September 28 – Luc Bovens – professor of philosophy, politics and economics, UNC Chapel Hill

“What is This Thing Called Love?”

What accounts for the constancy of love? What explains the pangs of love lost? How might one overcome the pangs of love lost?  I try to offer answers to these question within feature-based, feature-free, and connection-based models of love and distinguish between reflectively endorsable and irreverent variants of these models. The talk builds on the material in Chapter 3 on Love in my book Coping: A Philosophical Guide (OpenBook Publishers, 2021).

October 19 – Sabeen Ahmed – assistant professor of philosophy and peace & conflict studies, Swarthmore College

“Empire of White Supremacy”

Given its resurgence in public discourse, the inconsistency of its deployment, and, most importantly, its status as the defining existential problem of modernity, the current ubiquity of the discourse of ‘white supremacy’ renders the term an especially urgent subject for philosophical interrogation. In lieu of liberal frameworks which would reduce white supremacism to a species of racism, however, I develop and deploy the lens of empire to reveal white supremacy as a historically-specific, racialized configuration of power.

November 9 – Carlos Sanchez – professor of philosophy, San Jose State University

“Accidentality, from Mexican Philosophy to the Aztecs and Back Again”

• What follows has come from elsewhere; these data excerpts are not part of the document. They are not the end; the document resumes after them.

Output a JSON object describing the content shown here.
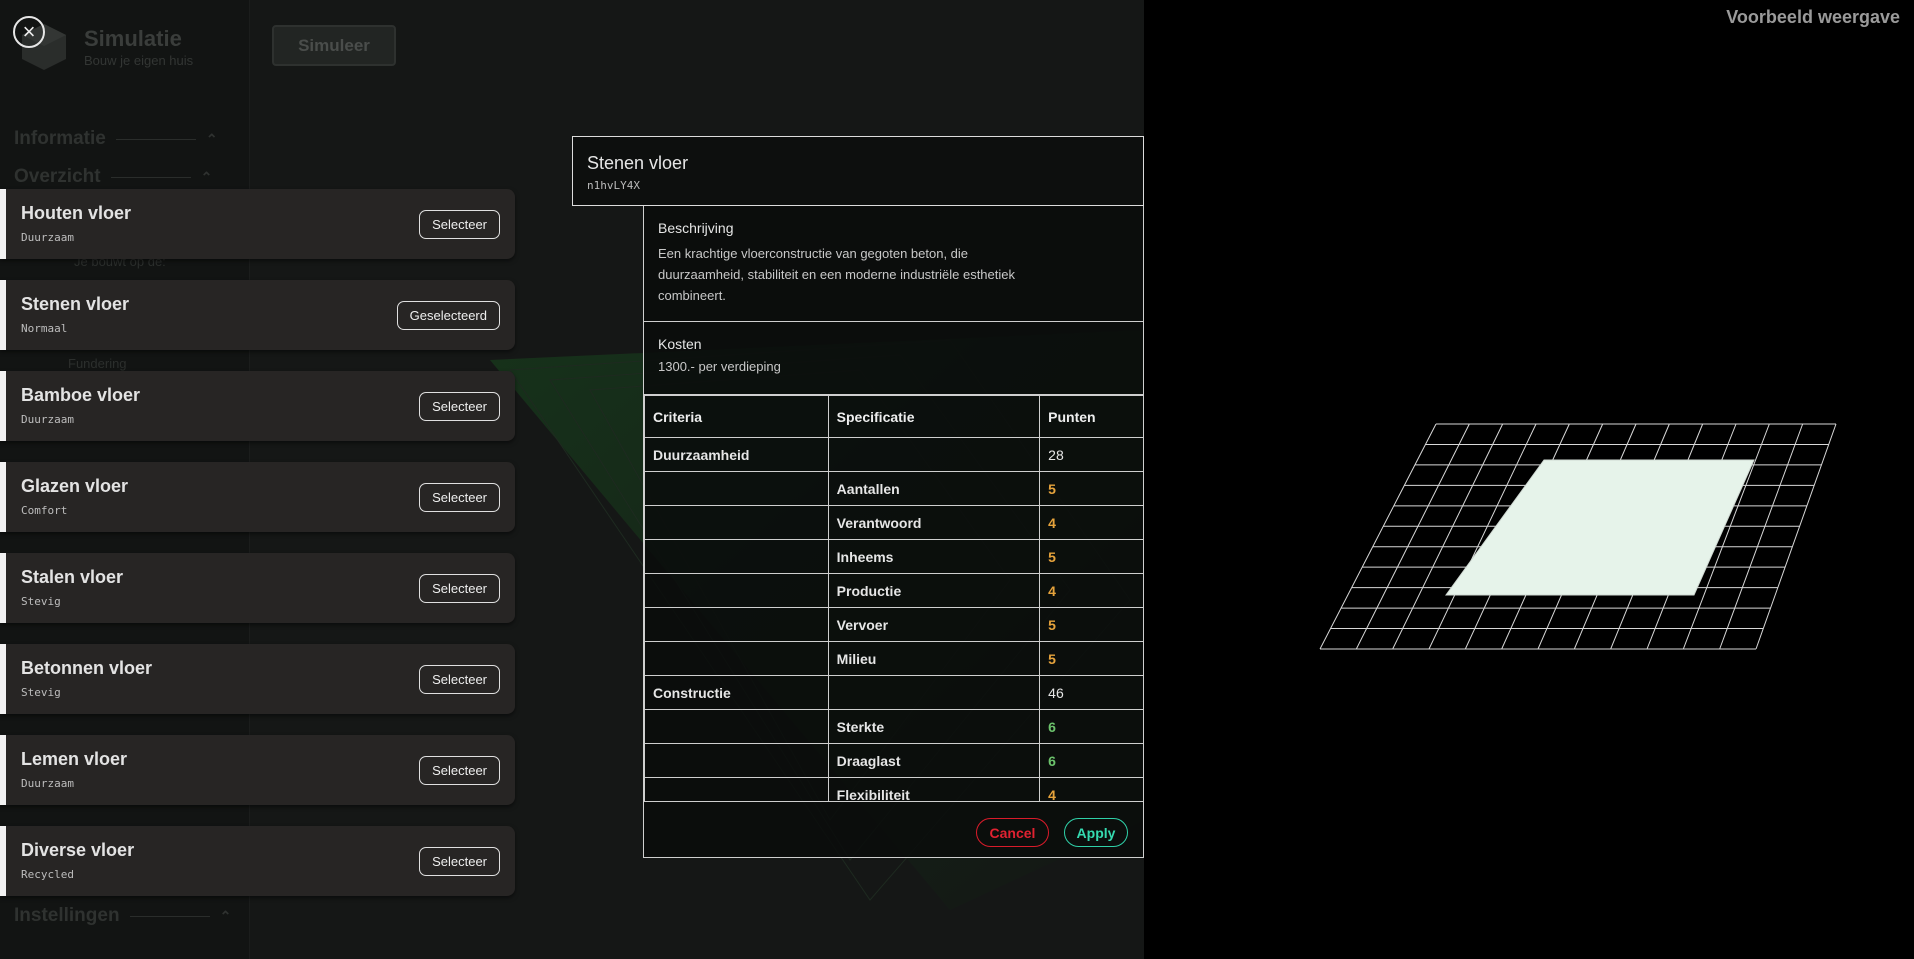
{
  "app": {
    "title": "Simulatie",
    "subtitle": "Bouw je eigen huis",
    "simuleer_label": "Simuleer",
    "sections": {
      "informatie": "Informatie",
      "overzicht": "Overzicht",
      "instellingen": "Instellingen"
    },
    "faint_text": {
      "bouw_op": "Je bouwt op de:",
      "fundering": "Fundering"
    }
  },
  "preview": {
    "title": "Voorbeeld weergave"
  },
  "options": [
    {
      "name": "Houten vloer",
      "category": "Duurzaam",
      "button": "Selecteer"
    },
    {
      "name": "Stenen vloer",
      "category": "Normaal",
      "button": "Geselecteerd"
    },
    {
      "name": "Bamboe vloer",
      "category": "Duurzaam",
      "button": "Selecteer"
    },
    {
      "name": "Glazen vloer",
      "category": "Comfort",
      "button": "Selecteer"
    },
    {
      "name": "Stalen vloer",
      "category": "Stevig",
      "button": "Selecteer"
    },
    {
      "name": "Betonnen vloer",
      "category": "Stevig",
      "button": "Selecteer"
    },
    {
      "name": "Lemen vloer",
      "category": "Duurzaam",
      "button": "Selecteer"
    },
    {
      "name": "Diverse vloer",
      "category": "Recycled",
      "button": "Selecteer"
    }
  ],
  "detail": {
    "title": "Stenen vloer",
    "code": "n1hvLY4X",
    "description_label": "Beschrijving",
    "description": "Een krachtige vloerconstructie van gegoten beton, die duurzaamheid, stabiliteit en een moderne industriële esthetiek combineert.",
    "cost_label": "Kosten",
    "cost": "1300.- per verdieping",
    "table": {
      "headers": [
        "Criteria",
        "Specificatie",
        "Punten"
      ],
      "rows": [
        {
          "criteria": "Duurzaamheid",
          "spec": "",
          "points": "28",
          "kind": "group"
        },
        {
          "criteria": "",
          "spec": "Aantallen",
          "points": "5",
          "kind": "orange"
        },
        {
          "criteria": "",
          "spec": "Verantwoord",
          "points": "4",
          "kind": "orange"
        },
        {
          "criteria": "",
          "spec": "Inheems",
          "points": "5",
          "kind": "orange"
        },
        {
          "criteria": "",
          "spec": "Productie",
          "points": "4",
          "kind": "orange"
        },
        {
          "criteria": "",
          "spec": "Vervoer",
          "points": "5",
          "kind": "orange"
        },
        {
          "criteria": "",
          "spec": "Milieu",
          "points": "5",
          "kind": "orange"
        },
        {
          "criteria": "Constructie",
          "spec": "",
          "points": "46",
          "kind": "group"
        },
        {
          "criteria": "",
          "spec": "Sterkte",
          "points": "6",
          "kind": "green"
        },
        {
          "criteria": "",
          "spec": "Draaglast",
          "points": "6",
          "kind": "green"
        },
        {
          "criteria": "",
          "spec": "Flexibiliteit",
          "points": "4",
          "kind": "orange"
        }
      ]
    },
    "cancel_label": "Cancel",
    "apply_label": "Apply"
  },
  "colors": {
    "cancel": "#d91b2a",
    "apply": "#2fd0a8",
    "points_orange": "#e6a33c",
    "points_green": "#6cc26c"
  }
}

Central to Aztec/Nahuatl teaching is the reminder that “the earth is slippery.” This means to convey the notion that regardless of how stable you think you are, your stability depends on the earth itself–the earth on which you stand and which moves about the universe. If the earth is slick, slippery, shaky, and slipping about the darkness of space, then everything you know rests on an insecure foundation. The Aztecs insist that if the earth can fall from its orbit, so can you. This idea of an irremediable precariousness makes its way into Mexican existentialism, or Mexistentialism, 400 years later. Emilio Uranga calls it “accidentality.” This talk is primarily about accidentality and what it means for Uranga—how he thinks it defines the Mexican existential condition. In a secondary sense, the talk is also about existentialism and Mexistentialism, how they’re the same and how they are different. I make a point about decolonization, as well, although I will not insist on it.